Photo by Raymond Clarke Images
The European Parliament’s Environment Committee was voting on a draft law, an update of the National Emissions Ceilings Directive, which would set national targets for emissions of six pollutants.
The proposal aims to improve air quality across Europe. If successful it could bring the number of people dying early from air pollution across the continent to half of 2012’s sobering total of 420,000.
However, a coalition of socialist, liberal and green MEPs thought the proposals didn’t go far enough and so voted through a series of amendments to beef up the legislation. Crucially, they voted to make pollution targets for 2025 binding, rather than voluntary. This will force national governments to take action five years earlier than they would have had to.
This is a big step forward in the fight for clean air, but by no means the end of the story. The proposal will now go to a vote by the full European Parliament, probably in October. Here it will meet fierce opposition from the agriculture lobby, which is opposed to stricter controls on farm emissions.

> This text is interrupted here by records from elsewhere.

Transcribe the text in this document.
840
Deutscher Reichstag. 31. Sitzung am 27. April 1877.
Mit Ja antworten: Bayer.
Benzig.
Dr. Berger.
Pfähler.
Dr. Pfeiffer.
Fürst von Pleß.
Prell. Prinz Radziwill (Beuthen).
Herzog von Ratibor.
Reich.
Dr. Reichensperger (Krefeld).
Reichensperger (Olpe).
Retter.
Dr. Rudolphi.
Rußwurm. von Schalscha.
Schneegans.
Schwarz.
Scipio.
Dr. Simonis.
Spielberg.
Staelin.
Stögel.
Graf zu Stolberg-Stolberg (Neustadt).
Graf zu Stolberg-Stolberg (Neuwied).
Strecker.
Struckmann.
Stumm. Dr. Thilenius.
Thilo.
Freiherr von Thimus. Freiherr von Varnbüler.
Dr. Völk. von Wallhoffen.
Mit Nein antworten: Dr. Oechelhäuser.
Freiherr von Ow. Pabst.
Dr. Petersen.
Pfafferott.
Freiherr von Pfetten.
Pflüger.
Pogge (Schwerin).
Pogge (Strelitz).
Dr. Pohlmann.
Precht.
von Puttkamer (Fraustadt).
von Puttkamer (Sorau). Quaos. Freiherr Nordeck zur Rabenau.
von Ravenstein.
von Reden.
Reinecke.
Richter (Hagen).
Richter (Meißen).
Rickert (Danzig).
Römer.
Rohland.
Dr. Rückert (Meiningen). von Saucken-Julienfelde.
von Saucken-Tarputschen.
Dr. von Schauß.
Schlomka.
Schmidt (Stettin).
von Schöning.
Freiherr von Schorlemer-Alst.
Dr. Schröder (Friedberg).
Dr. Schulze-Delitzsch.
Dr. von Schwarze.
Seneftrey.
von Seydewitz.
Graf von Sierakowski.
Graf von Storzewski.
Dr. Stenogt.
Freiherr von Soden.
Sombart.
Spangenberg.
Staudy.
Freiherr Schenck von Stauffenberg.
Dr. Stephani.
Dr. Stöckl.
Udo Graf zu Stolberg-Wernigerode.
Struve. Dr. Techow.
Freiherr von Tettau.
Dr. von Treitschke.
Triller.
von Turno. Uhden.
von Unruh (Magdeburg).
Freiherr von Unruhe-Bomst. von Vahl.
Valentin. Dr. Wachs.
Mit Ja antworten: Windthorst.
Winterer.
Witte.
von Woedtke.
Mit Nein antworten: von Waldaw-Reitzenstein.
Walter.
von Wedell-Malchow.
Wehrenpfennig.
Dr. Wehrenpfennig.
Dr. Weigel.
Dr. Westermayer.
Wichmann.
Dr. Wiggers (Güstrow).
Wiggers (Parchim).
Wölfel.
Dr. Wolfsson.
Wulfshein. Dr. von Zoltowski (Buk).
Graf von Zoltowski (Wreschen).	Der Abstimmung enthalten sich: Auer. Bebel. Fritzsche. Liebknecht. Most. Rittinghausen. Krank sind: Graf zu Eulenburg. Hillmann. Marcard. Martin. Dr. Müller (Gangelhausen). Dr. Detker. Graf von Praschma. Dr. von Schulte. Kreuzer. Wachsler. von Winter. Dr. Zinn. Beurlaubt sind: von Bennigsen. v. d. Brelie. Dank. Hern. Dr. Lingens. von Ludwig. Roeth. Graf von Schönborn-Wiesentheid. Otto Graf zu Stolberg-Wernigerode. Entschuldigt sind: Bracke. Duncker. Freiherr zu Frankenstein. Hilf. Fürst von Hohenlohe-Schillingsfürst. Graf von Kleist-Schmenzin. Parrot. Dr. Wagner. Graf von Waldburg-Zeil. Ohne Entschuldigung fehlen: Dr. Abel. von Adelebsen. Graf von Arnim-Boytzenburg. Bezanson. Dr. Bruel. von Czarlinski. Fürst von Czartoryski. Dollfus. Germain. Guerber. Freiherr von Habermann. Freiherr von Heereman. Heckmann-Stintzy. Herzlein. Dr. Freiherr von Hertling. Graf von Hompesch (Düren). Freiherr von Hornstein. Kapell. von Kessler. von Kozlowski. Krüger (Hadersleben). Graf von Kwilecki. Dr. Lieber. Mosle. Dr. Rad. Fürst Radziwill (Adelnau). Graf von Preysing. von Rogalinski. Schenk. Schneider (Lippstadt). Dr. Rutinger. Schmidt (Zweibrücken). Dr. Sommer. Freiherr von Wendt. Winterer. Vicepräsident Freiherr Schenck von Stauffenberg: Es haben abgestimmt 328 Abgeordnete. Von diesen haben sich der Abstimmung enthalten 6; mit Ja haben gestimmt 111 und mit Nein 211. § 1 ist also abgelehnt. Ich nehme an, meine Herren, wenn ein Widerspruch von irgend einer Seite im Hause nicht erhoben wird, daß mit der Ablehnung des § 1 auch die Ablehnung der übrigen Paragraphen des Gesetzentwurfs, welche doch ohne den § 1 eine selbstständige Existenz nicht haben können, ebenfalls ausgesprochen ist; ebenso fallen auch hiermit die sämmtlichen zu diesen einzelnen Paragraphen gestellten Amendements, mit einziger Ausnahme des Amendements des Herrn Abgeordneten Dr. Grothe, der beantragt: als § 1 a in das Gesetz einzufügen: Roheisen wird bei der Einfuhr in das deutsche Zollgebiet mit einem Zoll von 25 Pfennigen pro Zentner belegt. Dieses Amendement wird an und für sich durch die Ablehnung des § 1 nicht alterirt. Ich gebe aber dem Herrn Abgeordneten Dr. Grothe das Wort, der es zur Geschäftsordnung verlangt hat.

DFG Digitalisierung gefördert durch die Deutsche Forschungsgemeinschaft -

In the UK, news of the vote was overshadowed by the release of startling figures by the Mayor of London, revealing that nearly 10,000 Londoners died early from air pollution in 2010. This is more than doubling previous estimates.
These figures show why ClientEarth is fighting for the right to clean air in Brussels and London. Those 9,400 people who died early were breathing a harmful cocktail of diesel exhaust fumes known as nitrogen dioxide, or “”, and microscopic soot particles, known as “PM2.5”.
NO2 is largely a home-grown pollutant – the result of our reliance on dirty diesel to fuel our buses, taxis and, increasingly, cars. Our legal victory in April led to the Supreme Court ordering the government to come up with a plan to meet legal limits for NO2.
The new plans, due to be published for public consultation in September, will need to drastically cut pollution from all diesel vehicles in towns and cities throughout the UK, not just London.
Air pollution: A cross-border problem
However, air pollution does not respect national borders. This is especially true of the tiny particles, which can be blown thousands of miles by the wind before landing in our local air and eventually lodging deep in our lungs. That is why our government also needs to work with our neighbours to cut pollution across Europe.
Despite this, the UK government is rumoured to be leading the fight against the new laws.
If that is true, it is staggering. It would mean that in the face of overwhelming scientific evidence, growing public alarm and a humiliating court defeat, the penny still hasn’t dropped with the UK government.
The next vote in Europe is crucial. MEPs have an incredible opportunity to protect people’s health. They must resist pressure from those who would put special interests above the lives of European citizens.